Selain itu, lanjutnya, biaya transaksi yang tinggi yang harus ditanggung industri pemakai (peternak dan pabrik pakan) turut mempengaruhi harga jagung. Hal ini timbul karena panjangnya rantai distribusi domestik yang melibatkan petani jagung, pengepul, pedagang, dan penggilingan, sebelum tiba di industri pengguna.
"Jagung domestik juga kurang diminati industri pengolahan bahan makanan karena kadar air dan tingkat aflatoksin yang tinggi," imbuh Azizah.
Jagung domestik umumnya dipanen secara manual dengan tingkat kadar air yang masih tinggi, sebagian mencapai lebih dari 35%, lalu dikeringkan dengan cara dijemur dan disimpan dengan tingkat kadar air 16-17%.
Menurutnya, proses ini memakan waktu lama, rawan memunculkan pertumbuhan jamur dan dapat menimbulkan biaya tambahan untuk pengeringan.
Sayangnya, Permendag 25/2022 (Perubahan atas Permendag 20/2021) hanya memperbolehkan BUMN dengan API-U untuk mengimpor jagung pakan ternak. Seharusnya pemenuhan kebutuhan jagung perlu didukung dengan membuka lisensi impor untuk pihak swasta.
"Pemerintah sebaiknya mempertimbangkan untuk membuka kesempatan bagi swasta untuk impor jagung pakan ternak untuk memenuhi kebutuhan pakan ternak," ungkap Azizah.
Lebih lanjut, karena telur ayam merupakan sumber protein utama di Indonesia, harga yang tinggi tentu akan mempengaruhi konsumsi protein, terutama bagi masyarakat berpenghasilan rendah.
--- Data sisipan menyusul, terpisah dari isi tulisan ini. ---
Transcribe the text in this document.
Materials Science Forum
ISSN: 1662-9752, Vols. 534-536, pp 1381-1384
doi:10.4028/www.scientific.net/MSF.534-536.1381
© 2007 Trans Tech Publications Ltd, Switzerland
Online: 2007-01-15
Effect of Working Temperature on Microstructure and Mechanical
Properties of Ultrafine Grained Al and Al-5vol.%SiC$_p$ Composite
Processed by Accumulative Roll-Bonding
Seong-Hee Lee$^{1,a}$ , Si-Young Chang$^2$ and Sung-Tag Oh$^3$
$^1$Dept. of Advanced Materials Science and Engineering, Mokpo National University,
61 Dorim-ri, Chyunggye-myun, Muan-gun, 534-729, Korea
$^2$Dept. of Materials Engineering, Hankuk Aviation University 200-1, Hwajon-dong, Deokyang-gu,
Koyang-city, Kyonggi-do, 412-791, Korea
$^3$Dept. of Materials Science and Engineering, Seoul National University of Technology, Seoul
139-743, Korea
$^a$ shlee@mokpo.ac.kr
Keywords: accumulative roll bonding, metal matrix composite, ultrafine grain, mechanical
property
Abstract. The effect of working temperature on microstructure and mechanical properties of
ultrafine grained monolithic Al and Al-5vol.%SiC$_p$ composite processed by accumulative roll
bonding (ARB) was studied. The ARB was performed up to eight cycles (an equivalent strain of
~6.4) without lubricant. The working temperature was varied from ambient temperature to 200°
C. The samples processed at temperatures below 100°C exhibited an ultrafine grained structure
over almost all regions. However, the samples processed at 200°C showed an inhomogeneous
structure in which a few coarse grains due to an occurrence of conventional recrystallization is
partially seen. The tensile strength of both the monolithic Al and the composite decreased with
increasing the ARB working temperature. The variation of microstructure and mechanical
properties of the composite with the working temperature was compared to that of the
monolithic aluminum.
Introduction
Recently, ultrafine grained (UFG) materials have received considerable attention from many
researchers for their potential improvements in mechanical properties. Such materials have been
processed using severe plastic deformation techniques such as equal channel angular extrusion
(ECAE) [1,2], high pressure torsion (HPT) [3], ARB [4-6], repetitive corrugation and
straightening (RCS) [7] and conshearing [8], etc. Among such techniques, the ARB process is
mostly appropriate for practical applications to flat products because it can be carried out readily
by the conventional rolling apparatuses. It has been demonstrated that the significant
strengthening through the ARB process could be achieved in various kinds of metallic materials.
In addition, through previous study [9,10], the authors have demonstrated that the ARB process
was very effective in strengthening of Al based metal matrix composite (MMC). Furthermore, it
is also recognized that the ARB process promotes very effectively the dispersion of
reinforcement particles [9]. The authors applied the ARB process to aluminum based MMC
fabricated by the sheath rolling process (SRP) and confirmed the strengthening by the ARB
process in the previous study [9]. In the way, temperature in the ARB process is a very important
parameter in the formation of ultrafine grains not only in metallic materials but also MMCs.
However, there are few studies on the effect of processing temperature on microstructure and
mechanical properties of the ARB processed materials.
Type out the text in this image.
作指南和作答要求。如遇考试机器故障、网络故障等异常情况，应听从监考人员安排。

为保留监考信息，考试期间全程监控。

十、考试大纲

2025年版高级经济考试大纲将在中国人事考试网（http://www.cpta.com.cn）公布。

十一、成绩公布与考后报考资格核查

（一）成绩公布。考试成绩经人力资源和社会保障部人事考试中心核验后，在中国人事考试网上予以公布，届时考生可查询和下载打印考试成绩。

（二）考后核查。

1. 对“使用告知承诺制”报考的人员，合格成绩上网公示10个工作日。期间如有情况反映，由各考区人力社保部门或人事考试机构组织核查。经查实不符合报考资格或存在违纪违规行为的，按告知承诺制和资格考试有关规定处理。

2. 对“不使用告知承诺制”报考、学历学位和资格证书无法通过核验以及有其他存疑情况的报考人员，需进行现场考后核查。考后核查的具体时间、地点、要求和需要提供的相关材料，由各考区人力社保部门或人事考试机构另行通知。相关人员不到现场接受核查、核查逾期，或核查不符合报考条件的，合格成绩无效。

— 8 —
Relaksasi impor jagung memungkinkan penurunan harga bagi konsumen akhir karena komposisi jagung dalam pakan hewan ternak mencapai 50%.
"Impor jagung akan menurunkan biaya produksi ayam sehingga menguntungkan, tidak hanya untuk produsen ayam tetapi juga konsumen, terutama yang berpenghasilan rendah, dengan akses kepada ayam dan telur yang lebih terjangkau," tandasnya.